In a day of celebration, the remains of St. Marianne Cope were enshrined at the Cathedral Basilica of Our Lady of Peace in Honolulu on July 31. St. Marianne is beloved on the Hawaiian Islands and far beyond, remembered for her 35 years of caring for those with Hansen's disease, or leprosy.

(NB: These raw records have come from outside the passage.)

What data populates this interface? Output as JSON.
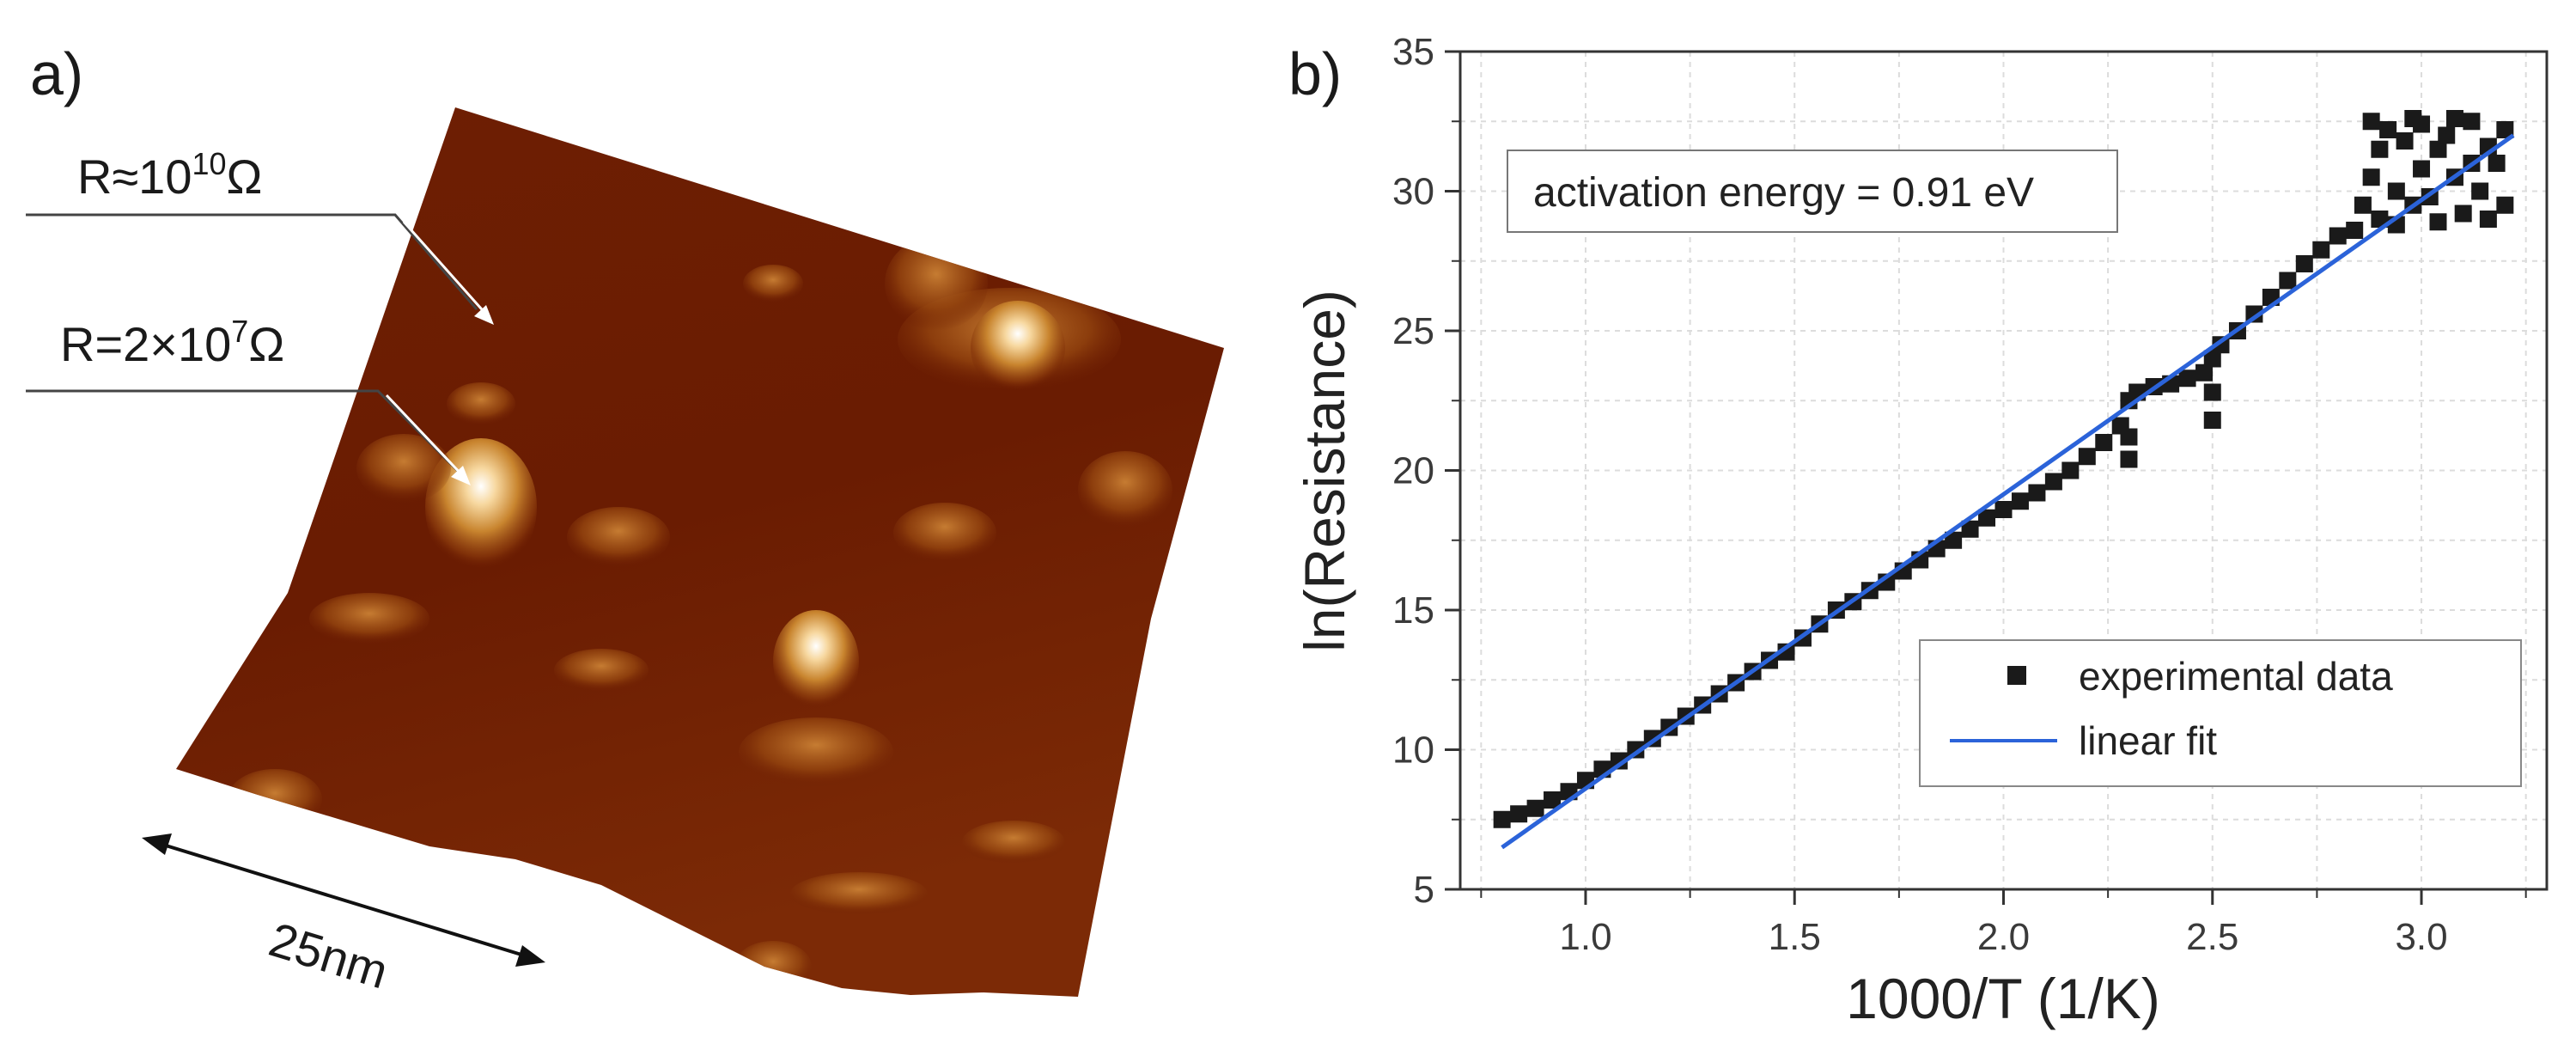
{
  "panel_a": {
    "label": "a)",
    "annotations": [
      {
        "base": "R≈10",
        "sup": "10",
        "unit": "Ω"
      },
      {
        "base": "R=2×10",
        "sup": "7",
        "unit": "Ω"
      }
    ],
    "scale_bar": "25nm"
  },
  "panel_b": {
    "label": "b)"
  },
  "chart_data": {
    "type": "scatter",
    "xlabel": "1000/T (1/K)",
    "ylabel": "ln(Resistance)",
    "xlim": [
      0.7,
      3.3
    ],
    "ylim": [
      5,
      35
    ],
    "x_ticks": [
      1.0,
      1.5,
      2.0,
      2.5,
      3.0
    ],
    "x_tick_labels": [
      "1.0",
      "1.5",
      "2.0",
      "2.5",
      "3.0"
    ],
    "y_ticks": [
      5,
      10,
      15,
      20,
      25,
      30,
      35
    ],
    "y_tick_labels": [
      "5",
      "10",
      "15",
      "20",
      "25",
      "30",
      "35"
    ],
    "grid": true,
    "legend_position": "bottom-right",
    "annotation": "activation energy = 0.91 eV",
    "series": [
      {
        "name": "experimental data",
        "marker": "square",
        "color": "#1a1a1a",
        "x": [
          0.8,
          0.84,
          0.88,
          0.92,
          0.96,
          1.0,
          1.04,
          1.08,
          1.12,
          1.16,
          1.2,
          1.24,
          1.28,
          1.32,
          1.36,
          1.4,
          1.44,
          1.48,
          1.52,
          1.56,
          1.6,
          1.64,
          1.68,
          1.72,
          1.76,
          1.8,
          1.84,
          1.88,
          1.92,
          1.96,
          2.0,
          2.04,
          2.08,
          2.12,
          2.16,
          2.2,
          2.24,
          2.28,
          2.3,
          2.3,
          2.3,
          2.32,
          2.36,
          2.4,
          2.44,
          2.48,
          2.5,
          2.5,
          2.5,
          2.52,
          2.56,
          2.6,
          2.64,
          2.68,
          2.72,
          2.76,
          2.8,
          2.84,
          2.86,
          2.88,
          2.88,
          2.9,
          2.9,
          2.92,
          2.94,
          2.94,
          2.96,
          2.98,
          2.98,
          3.0,
          3.0,
          3.02,
          3.04,
          3.04,
          3.06,
          3.08,
          3.08,
          3.1,
          3.12,
          3.12,
          3.14,
          3.16,
          3.16,
          3.18,
          3.2,
          3.2
        ],
        "y": [
          7.5,
          7.7,
          7.9,
          8.2,
          8.5,
          8.9,
          9.3,
          9.6,
          10.0,
          10.4,
          10.8,
          11.2,
          11.6,
          12.0,
          12.4,
          12.8,
          13.2,
          13.5,
          14.0,
          14.5,
          15.0,
          15.3,
          15.7,
          16.0,
          16.4,
          16.8,
          17.2,
          17.5,
          17.9,
          18.3,
          18.6,
          18.9,
          19.2,
          19.6,
          20.0,
          20.5,
          21.0,
          21.6,
          22.5,
          21.2,
          20.4,
          22.8,
          23.0,
          23.1,
          23.3,
          23.5,
          24.0,
          22.8,
          21.8,
          24.5,
          25.0,
          25.6,
          26.2,
          26.8,
          27.4,
          27.9,
          28.4,
          28.6,
          29.5,
          32.5,
          30.5,
          31.5,
          29.0,
          32.2,
          30.0,
          28.8,
          31.8,
          32.6,
          29.5,
          30.8,
          32.4,
          29.8,
          31.5,
          28.9,
          32.0,
          30.5,
          32.6,
          29.2,
          31.0,
          32.5,
          30.0,
          31.6,
          29.0,
          31.0,
          32.2,
          29.5
        ]
      },
      {
        "name": "linear fit",
        "line": true,
        "color": "#2b63d9",
        "x": [
          0.8,
          3.22
        ],
        "y": [
          6.5,
          32.0
        ]
      }
    ]
  }
}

Bishop Clarence ‘Larry’ Silva of Honolulu prepares to lead a procession escorting the box containing the remains of St. Marianne Cope into the Cathedral Basilica of Our Lady of Peace. The box is draped with a quilted Hawaiian flag and sits atop a wooden canoe adorned with maile lei, made from the fragrant vine bestowed on those who hold positions of special honor. The Franciscan sisters standing behind the canoe ready to carry it are, from left, Sr. Davilyn Ah Chick and Sr. Patricia Schofield. The sisters in the foreground are, from left, Sr. William Marie Eleniki and Sr. Francis Regis Hadano.

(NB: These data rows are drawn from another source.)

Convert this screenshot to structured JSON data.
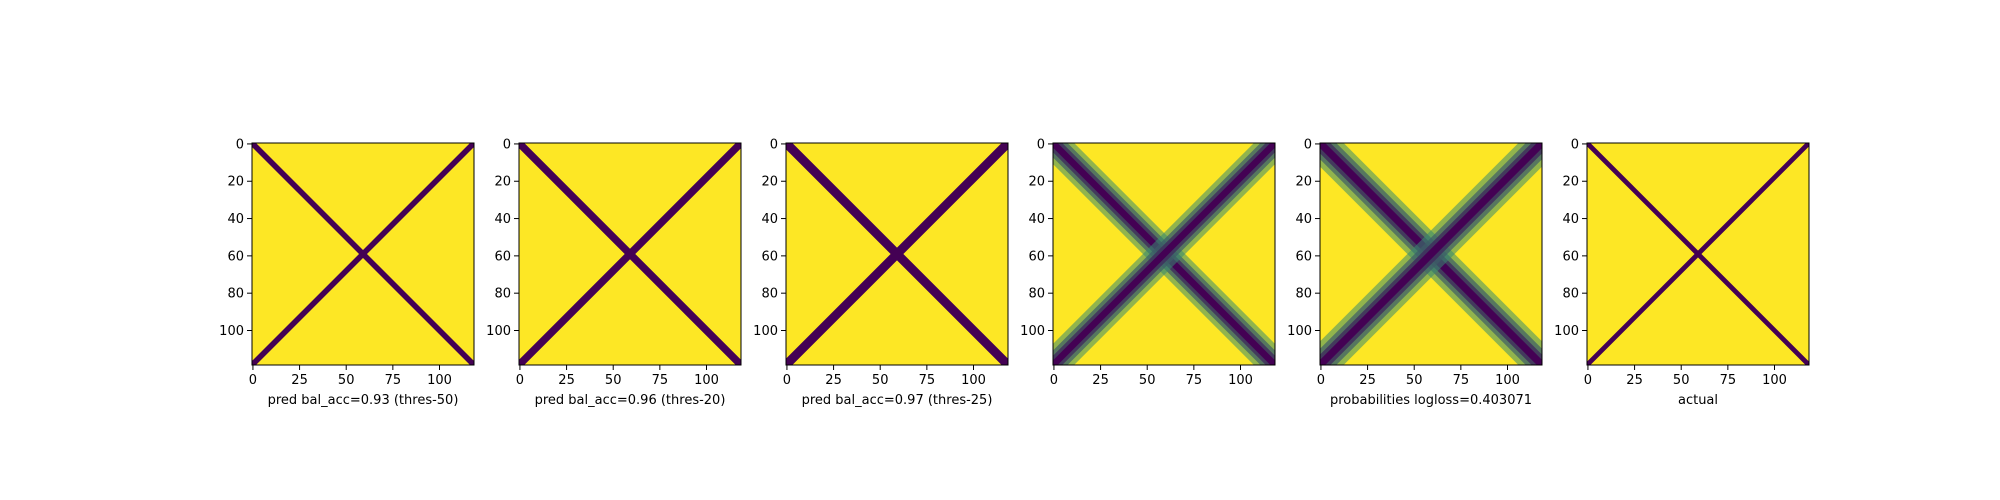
{
  "chart_data": [
    {
      "type": "heatmap",
      "style": "binary",
      "title": "",
      "xlabel": "pred bal_acc=0.93 (thres-50)",
      "ylabel": "",
      "size": 119,
      "xlim": [
        0,
        118
      ],
      "ylim": [
        118,
        0
      ],
      "x_ticks": [
        0,
        25,
        50,
        75,
        100
      ],
      "y_ticks": [
        0,
        20,
        40,
        60,
        80,
        100
      ],
      "pattern": "diagonal and anti-diagonal bands (class 0) on class-1 background",
      "band_halfwidth": 1.5,
      "colors": {
        "low": "#440154",
        "high": "#fde725"
      }
    },
    {
      "type": "heatmap",
      "style": "binary",
      "title": "",
      "xlabel": "pred bal_acc=0.96 (thres-20)",
      "ylabel": "",
      "size": 119,
      "xlim": [
        0,
        118
      ],
      "ylim": [
        118,
        0
      ],
      "x_ticks": [
        0,
        25,
        50,
        75,
        100
      ],
      "y_ticks": [
        0,
        20,
        40,
        60,
        80,
        100
      ],
      "pattern": "diagonal and anti-diagonal bands (class 0) on class-1 background",
      "band_halfwidth": 2.0,
      "colors": {
        "low": "#440154",
        "high": "#fde725"
      }
    },
    {
      "type": "heatmap",
      "style": "binary",
      "title": "",
      "xlabel": "pred bal_acc=0.97 (thres-25)",
      "ylabel": "",
      "size": 119,
      "xlim": [
        0,
        118
      ],
      "ylim": [
        118,
        0
      ],
      "x_ticks": [
        0,
        25,
        50,
        75,
        100
      ],
      "y_ticks": [
        0,
        20,
        40,
        60,
        80,
        100
      ],
      "pattern": "diagonal and anti-diagonal bands (class 0) on class-1 background",
      "band_halfwidth": 2.4,
      "colors": {
        "low": "#440154",
        "high": "#fde725"
      }
    },
    {
      "type": "heatmap",
      "style": "soft",
      "title": "",
      "xlabel": "",
      "ylabel": "",
      "size": 119,
      "xlim": [
        0,
        118
      ],
      "ylim": [
        118,
        0
      ],
      "x_ticks": [
        0,
        25,
        50,
        75,
        100
      ],
      "y_ticks": [
        0,
        20,
        40,
        60,
        80,
        100
      ],
      "pattern": "soft probability bands along diagonal and anti-diagonal",
      "band_halfwidth": 2.5,
      "colors": {
        "low": "#440154",
        "high": "#fde725"
      }
    },
    {
      "type": "heatmap",
      "style": "soft",
      "title": "",
      "xlabel": "probabilities logloss=0.403071",
      "ylabel": "",
      "size": 119,
      "xlim": [
        0,
        118
      ],
      "ylim": [
        118,
        0
      ],
      "x_ticks": [
        0,
        25,
        50,
        75,
        100
      ],
      "y_ticks": [
        0,
        20,
        40,
        60,
        80,
        100
      ],
      "pattern": "soft probability bands along diagonal and anti-diagonal",
      "band_halfwidth": 2.8,
      "colors": {
        "low": "#440154",
        "high": "#fde725"
      }
    },
    {
      "type": "heatmap",
      "style": "binary",
      "title": "",
      "xlabel": "actual",
      "ylabel": "",
      "size": 119,
      "xlim": [
        0,
        118
      ],
      "ylim": [
        118,
        0
      ],
      "x_ticks": [
        0,
        25,
        50,
        75,
        100
      ],
      "y_ticks": [
        0,
        20,
        40,
        60,
        80,
        100
      ],
      "pattern": "diagonal and anti-diagonal bands (class 0) on class-1 background",
      "band_halfwidth": 1.3,
      "colors": {
        "low": "#440154",
        "high": "#fde725"
      }
    }
  ]
}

Sisters of St. Francis of the Neumann Communities in Hawaii escorted St. Marianne's remains into the cathedral in a cloth-wrapped metal box atop a ceremonial canoe made from Hawaiian koa wood. Bishop Clarence "Larry" Silva celebrated the Mass.

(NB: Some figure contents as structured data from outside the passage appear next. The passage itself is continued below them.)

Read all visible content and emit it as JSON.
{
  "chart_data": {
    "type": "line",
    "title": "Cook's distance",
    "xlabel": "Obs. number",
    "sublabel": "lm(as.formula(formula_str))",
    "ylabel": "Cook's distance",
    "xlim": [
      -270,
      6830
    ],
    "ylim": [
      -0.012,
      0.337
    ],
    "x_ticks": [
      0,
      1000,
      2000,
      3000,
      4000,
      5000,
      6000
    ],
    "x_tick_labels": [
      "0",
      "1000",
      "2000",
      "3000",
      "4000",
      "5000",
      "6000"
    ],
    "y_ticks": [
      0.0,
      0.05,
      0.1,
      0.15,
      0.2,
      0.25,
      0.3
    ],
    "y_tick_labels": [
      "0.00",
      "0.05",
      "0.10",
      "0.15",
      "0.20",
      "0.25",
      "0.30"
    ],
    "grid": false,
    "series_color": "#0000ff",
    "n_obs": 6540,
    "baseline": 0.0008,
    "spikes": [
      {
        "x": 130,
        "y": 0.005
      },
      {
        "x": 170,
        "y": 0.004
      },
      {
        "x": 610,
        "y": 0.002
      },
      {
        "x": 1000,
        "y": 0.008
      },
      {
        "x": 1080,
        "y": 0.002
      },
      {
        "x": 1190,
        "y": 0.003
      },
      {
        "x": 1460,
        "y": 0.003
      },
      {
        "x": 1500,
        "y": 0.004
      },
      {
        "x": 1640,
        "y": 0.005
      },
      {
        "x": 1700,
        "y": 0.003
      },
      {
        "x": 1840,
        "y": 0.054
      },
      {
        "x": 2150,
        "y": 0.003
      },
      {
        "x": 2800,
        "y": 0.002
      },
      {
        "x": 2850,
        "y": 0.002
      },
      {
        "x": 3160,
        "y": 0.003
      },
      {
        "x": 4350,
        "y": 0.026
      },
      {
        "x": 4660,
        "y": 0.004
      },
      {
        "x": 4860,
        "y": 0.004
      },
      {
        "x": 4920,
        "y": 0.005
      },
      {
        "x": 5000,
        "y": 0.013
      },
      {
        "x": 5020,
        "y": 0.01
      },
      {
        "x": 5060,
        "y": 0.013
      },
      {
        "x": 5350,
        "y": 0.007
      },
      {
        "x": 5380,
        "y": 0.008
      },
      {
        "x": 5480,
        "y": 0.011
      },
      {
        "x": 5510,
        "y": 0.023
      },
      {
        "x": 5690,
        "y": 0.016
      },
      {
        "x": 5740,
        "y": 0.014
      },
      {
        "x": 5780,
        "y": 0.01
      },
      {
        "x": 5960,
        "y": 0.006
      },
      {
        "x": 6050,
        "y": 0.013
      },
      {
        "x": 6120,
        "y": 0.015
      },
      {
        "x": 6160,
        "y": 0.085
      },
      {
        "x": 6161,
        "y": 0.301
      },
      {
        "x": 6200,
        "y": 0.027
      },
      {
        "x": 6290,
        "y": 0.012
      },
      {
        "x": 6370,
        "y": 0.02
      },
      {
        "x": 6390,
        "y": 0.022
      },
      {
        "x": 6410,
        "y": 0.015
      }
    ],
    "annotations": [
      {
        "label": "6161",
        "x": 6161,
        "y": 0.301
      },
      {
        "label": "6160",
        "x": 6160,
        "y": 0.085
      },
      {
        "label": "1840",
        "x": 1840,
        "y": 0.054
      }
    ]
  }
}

"It was like a homecoming. She's back," said Sr. William Marie Eleniki, a Sister of St. Francis of the Neumann Communities and president of the St. Francis Healthcare Foundation of Hawaii. The congregation sponsors St. Francis Healthcare System of Hawaii.
St. Marianne died in 1918 at age 80 in Kalaupapa, on the remote island of Moloka'i, where she had labored to ease the plight of people forced to live in isolation and in primitive conditions because of their disease. St. Marianne's remains were relocated in recent years during the canonization process to her motherhouse in Syracuse, N.Y. But with the closing and relocating of the motherhouse there, the Sisters of St. Francis of the Neumann Communities thought it fitting to return her remains to Hawaii.
Sr. Miriam Cabacungan, OSF, left, and Sr. Jovita Agustin, OSF, usher in the procession with feather-adorned kahili used in traditional Hawaiian ceremonies.
St. Marianne's remains are currently enshrined in a koa wood reliquary at the cathedral. Sr. Eleniki said the basilica will be renovated with a new section to hold St. Marianne and a relic of St. Damien of Moloka'i, the Belgian Catholic priest who cared for those banished to the leprosy colony in Moloka'i and died there of the disease in 1889.
St. Marianne was the superior of her New York order, then called the Franciscan Sisters of Syracuse, when in 1883, she and six other sisters accepted an invitation from the Hawaiian kingdom to come to the islands to care for those with leprosy. She opened Malulani Hospital on Maui, now known as Maui Memorial Medical Center, and the Kapiolani Home for the healthy children of leprosy patients. In 1888, she moved to Kalaupapa to run a complex of cottages for women with Hansen's disease. In the time since, about 65 Sisters of St. Francis have continued work there as nurses and health care workers, according to the congregation. Hawaii abolished its 100-year-old isolation law in 1969, but a small number of patients still live in Kalaupapa.